師匠は死語なので使われなかったが、昔の演出では戎さんの笹に吊す「戎小判」を持って行くことになる。
********* 『戎小判』という小咄があります。 *********
源さんが遊びに来たが、どうしてもかぶり物を取らない。訳を聞くと、戎様に福を授けてくれるように祈ったら、7日目に戎様が現れて両の手に小判を1枚ずつくれた。しかし、「戎小判」という位だから使えないのではないかと疑ったとたんに、罰が当たって、小判が2枚とも額にくっついてしまったのだと言う。
「これは本物の慶長小判。純金だぞ」
「どうにかして取れませんかね」
「2枚は難しいが、1枚なら確実に取れる」
「1枚でも結構です。
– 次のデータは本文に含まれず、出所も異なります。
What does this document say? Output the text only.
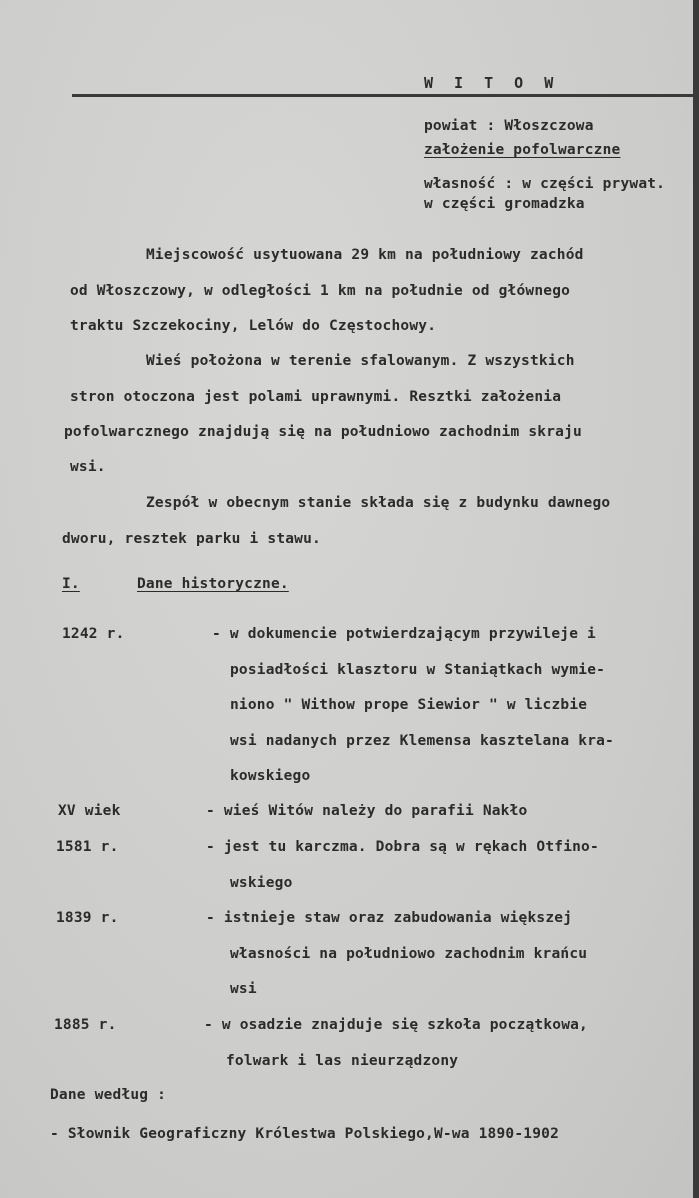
W I T O W
powiat : Włoszczowa
założenie pofolwarczne
własność : w części prywat.
w części gromadzka
Miejscowość usytuowana 29 km na południowy zachód
od Włoszczowy, w odległości 1 km na południe od głównego
traktu Szczekociny, Lelów do Częstochowy.
Wieś położona w terenie sfalowanym. Z wszystkich
stron otoczona jest polami uprawnymi. Resztki założenia
pofolwarcznego znajdują się na południowo zachodnim skraju
wsi.
Zespół w obecnym stanie składa się z budynku dawnego
dworu, resztek parku i stawu.
I.	Dane historyczne.
1242 r.	- w dokumencie potwierdzającym przywileje i
posiadłości klasztoru w Staniątkach wymie-
niono " Withow prope Siewior " w liczbie
wsi nadanych przez Klemensa kasztelana kra-
kowskiego
XV wiek	- wieś Witów należy do parafii Nakło
1581 r.	- jest tu karczma. Dobra są w rękach Otfino-
wskiego
1839 r.	- istnieje staw oraz zabudowania większej
własności na południowo zachodnim krańcu
wsi
1885 r.	- w osadzie znajduje się szkoła początkowa,
folwark i las nieurządzony
Dane według :
- Słownik Geograficzny Królestwa Polskiego,W-wa 1890-1902
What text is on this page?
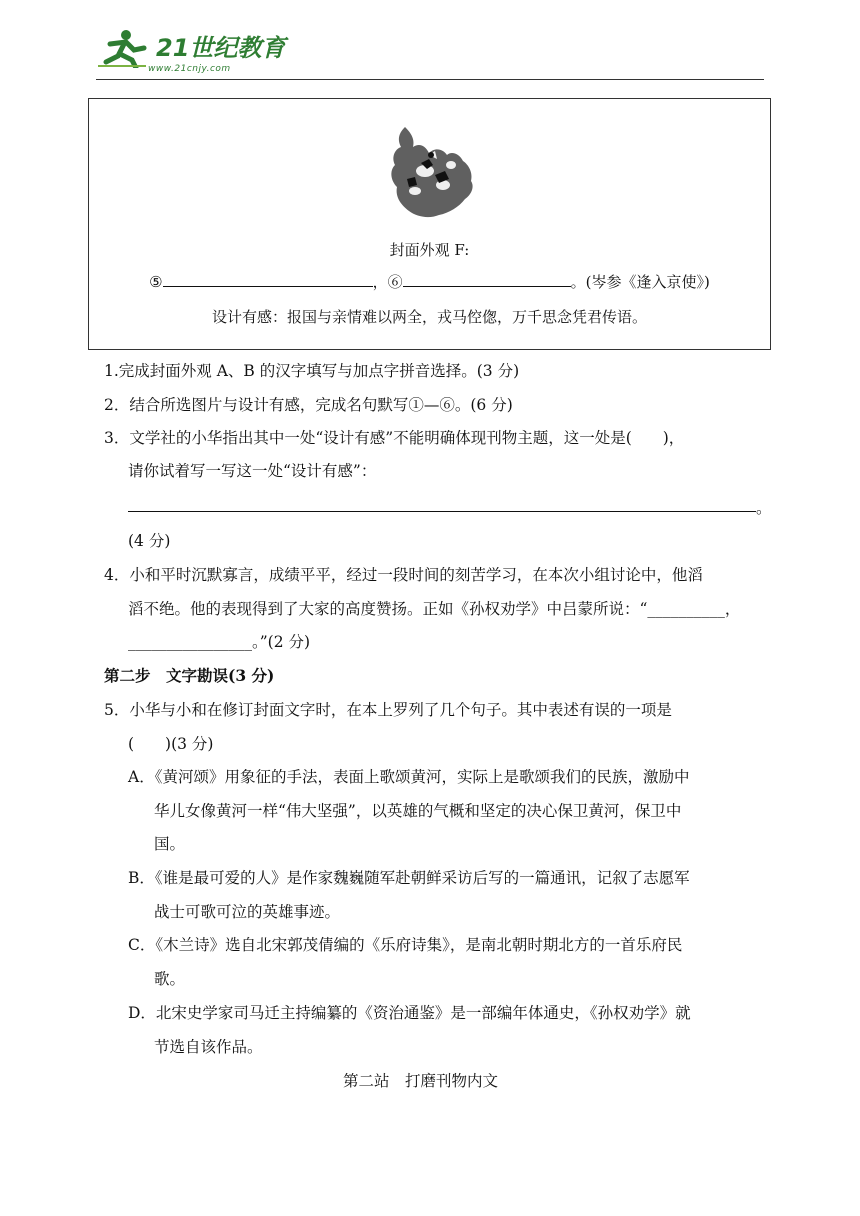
21世纪教育
www.21cnjy.com
封面外观 F:
⑤	，⑥	。(岑参《逢入京使》)
设计有感：报国与亲情难以两全，戎马倥偬，万千思念凭君传语。
1.完成封面外观 A、B 的汉字填写与加点字拼音选择。(3 分)
2．结合所选图片与设计有感，完成名句默写①—⑥。(6 分)
3．文学社的小华指出其中一处“设计有感”不能明确体现刊物主题，这一处是(　　)，
请你试着写一写这一处“设计有感”：
。
(4 分)
4．小和平时沉默寡言，成绩平平，经过一段时间的刻苦学习，在本次小组讨论中，他滔
滔不绝。他的表现得到了大家的高度赞扬。正如《孙权劝学》中吕蒙所说：“__________，
________________。”(2 分)
第二步　文字勘误(3 分)
5．小华与小和在修订封面文字时，在本上罗列了几个句子。其中表述有误的一项是
(　　)(3 分)
A．《黄河颂》用象征的手法，表面上歌颂黄河，实际上是歌颂我们的民族，激励中
华儿女像黄河一样“伟大坚强”，以英雄的气概和坚定的决心保卫黄河，保卫中
国。
B．《谁是最可爱的人》是作家魏巍随军赴朝鲜采访后写的一篇通讯，记叙了志愿军
战士可歌可泣的英雄事迹。
C．《木兰诗》选自北宋郭茂倩编的《乐府诗集》，是南北朝时期北方的一首乐府民
歌。
D．北宋史学家司马迁主持编纂的《资治通鉴》是一部编年体通史，《孙权劝学》就
节选自该作品。
第二站　打磨刊物内文
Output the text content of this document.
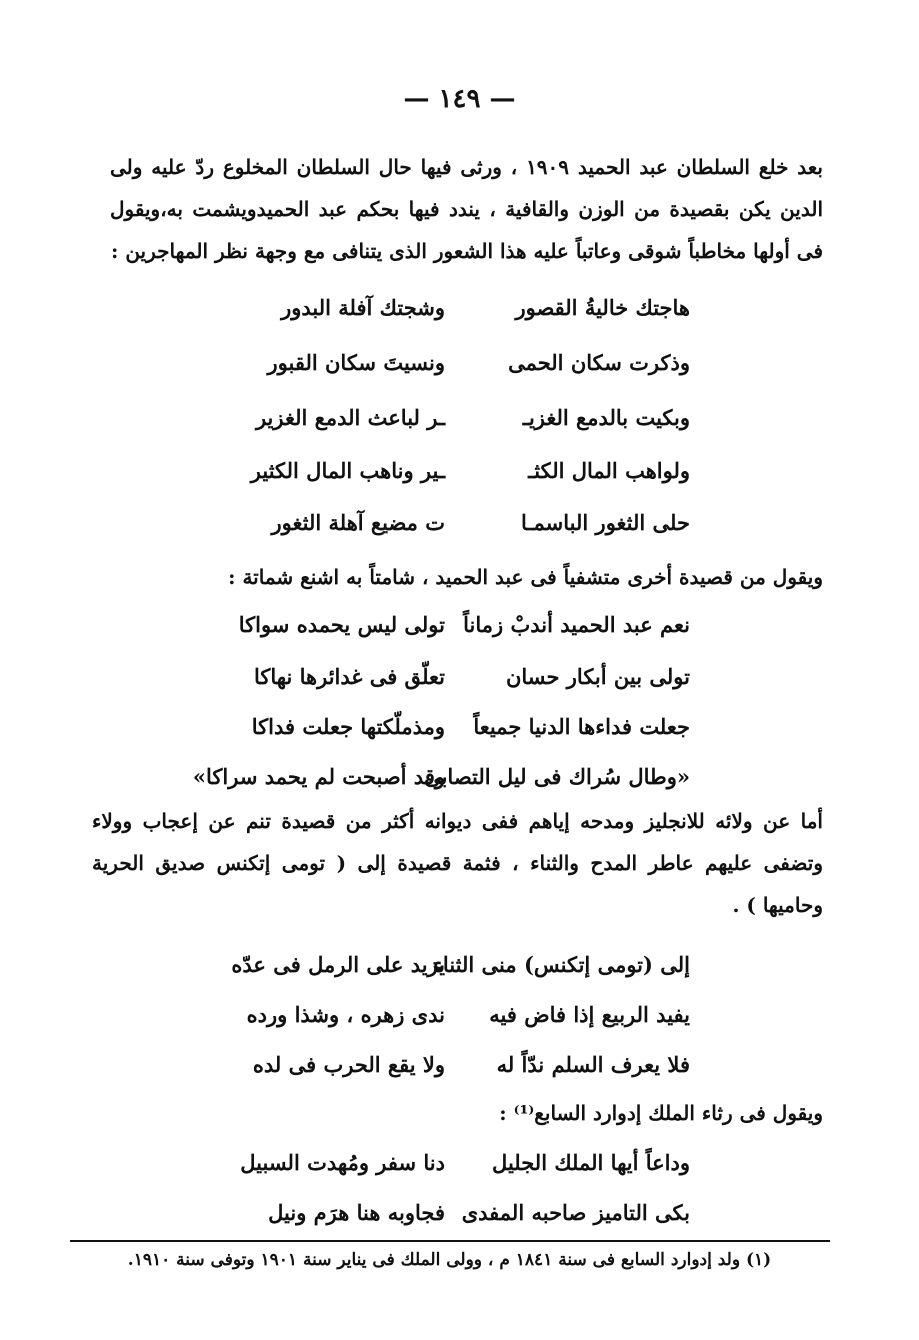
— ١٤٩ —
بعد خلع السلطان عبد الحميد ١٩٠٩ ، ورثى فيها حال السلطان المخلوع ردّ عليه ولى الدين يكن بقصيدة من الوزن والقافية ، يندد فيها بحكم عبد الحميدويشمت به،ويقول فى أولها مخاطباً شوقى وعاتباً عليه هذا الشعور الذى يتنافى مع وجهة نظر المهاجرين :
هاجتك خاليةُ القصور
وشجتك آفلة البدور
وذكرت سكان الحمى
ونسيتَ سكان القبور
وبكيت بالدمع الغزيـ
ـر لباعث الدمع الغزير
ولواهب المال الكثـ
ـير وناهب المال الكثير
حلى الثغور الباسمـا
ت مضيع آهلة الثغور
ويقول من قصيدة أخرى متشفياً فى عبد الحميد ، شامتاً به اشنع شماتة :
نعم عبد الحميد أندبْ زماناً
تولى ليس يحمده سواكا
تولى بين أبكار حسان
تعلّق فى غدائرها نهاكا
جعلت فداءها الدنيا جميعاً
ومذملّكتها جعلت فداكا
«وطال سُراك فى ليل التصابى
وقد أصبحت لم يحمد سراكا»
أما عن ولائه للانجليز ومدحه إياهم ففى ديوانه أكثر من قصيدة تنم عن إعجاب وولاء وتضفى عليهم عاطر المدح والثناء ، فثمة قصيدة إلى ( تومى إتكنس صديق الحرية وحاميها ) .
إلى (تومى إتكنس) منى الثناء
يزيد على الرمل فى عدّه
يفيد الربيع إذا فاض فيه
ندى زهره ، وشذا ورده
فلا يعرف السلم ندّاً له
ولا يقع الحرب فى لده
ويقول فى رثاء الملك إدوارد السابع⁽¹⁾ :
وداعاً أيها الملك الجليل
دنا سفر ومُهدت السبيل
بكى التاميز صاحبه المفدى
فجاوبه هنا هرَم ونيل
(١) ولد إدوارد السابع فى سنة ١٨٤١ م ، وولى الملك فى يناير سنة ١٩٠١ وتوفى سنة ١٩١٠.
どうしたら取れます」
「鼻の頭へ桂馬を打て」。
将棋が判らないと意味不明の小咄。

 中入り後は笑福亭鶴光一門から久々の出演となります笑福亭学光師匠。
いつまでも愛くるしい笑顔で大爆笑上方落語を演じてとの期待の拍手と『深川くずし』の出囃子に乗って高座へ登場。
「えー、久しぶりの恋雅亭でございまして、四年半ぶりでございます」と、挨拶からおねおねマクラがスタート。これが実に楽しそうに、話題がポンポン飛んで爆笑が続く。
楽しむようなマクラから始まった本題は『西行・鼓ケ滝・和歌三神』の一席。噺が始まったと思ったら、脱線。又、本題へと実に楽しそうに噺が進む。
この噺は西行法師が出家して、歌人になってからの噺で出家するまでの噺として演じられている『西行』の後日談。
西行法師は平安末期から鎌倉時代に活躍した佐藤義清(のりきよ)と言うもと北面の武士で、舞台は、阪急電鉄宝塚線の川西能勢口からの支線・能勢電鉄妙見線の鼓ケ滝付近。
鼓ケ滝は那智の滝と華厳の滝と合わせて日本三大滝と言われています。
鼓ケ滝で読んだ歌、を「伝え聞く鼓ヶ滝に来て見れば沢辺に咲きしたんぽぽの花」をあわてて飛び込んだ近くの民家に住んでいた翁、婆、娘の3人に手直しを受け元の歌より良くなっているのは認めざるを得ず西行は自分の修行の足りなさを実感する。
歌人として自信満々の西行法師を戒めようと夢の中に登場する和歌三神(住吉明神、人丸明神、玉津島明神)が慢心した西行を戒める地はなし。軽く、楽しく、トントンと演じられた学光師匠でありました。

 そして、五月公演のトリは、今や上方落語界の大御所となられた桂きん枝師匠。今回もホ-ムグラウンドの当席でノリノリの大爆笑落語を、それも初トリとして『相川』の出囃子と万雷の拍手で迎えられて登場。
いつものようにオネオネとのマクラもそこそこにして、トリとしての重責に正面切って対応する姿勢で始まった本題は『お文さん』の一席。
この噺、当席で演じられるのはこれで三度目。過去二度、笑福亭松之助、笑福亭松喬師匠同様に当席のお客様なら聞いてもらえると狙い済ました一席となりました。
大変、珍しい噺で言い尽くされた表現ではありますが、内容が良く分からない。骨が折れる。受けない。そして、現代では問題のある女性蔑視の内容であるので演出が難しい。
その難しい噺を、ご自身の任を生かしてグッと明るい大爆笑噺に舵を切った内容に変化させておられ、発端の捨て子の災難に遭う丁稚さんから大旦那、若旦那、御寮人とお文さん、登場人物が生き生きと描かれた発端からサゲまで手を抜くこともなく、照れることの熱演で、あっと言うまの一時間弱の熱演でありました。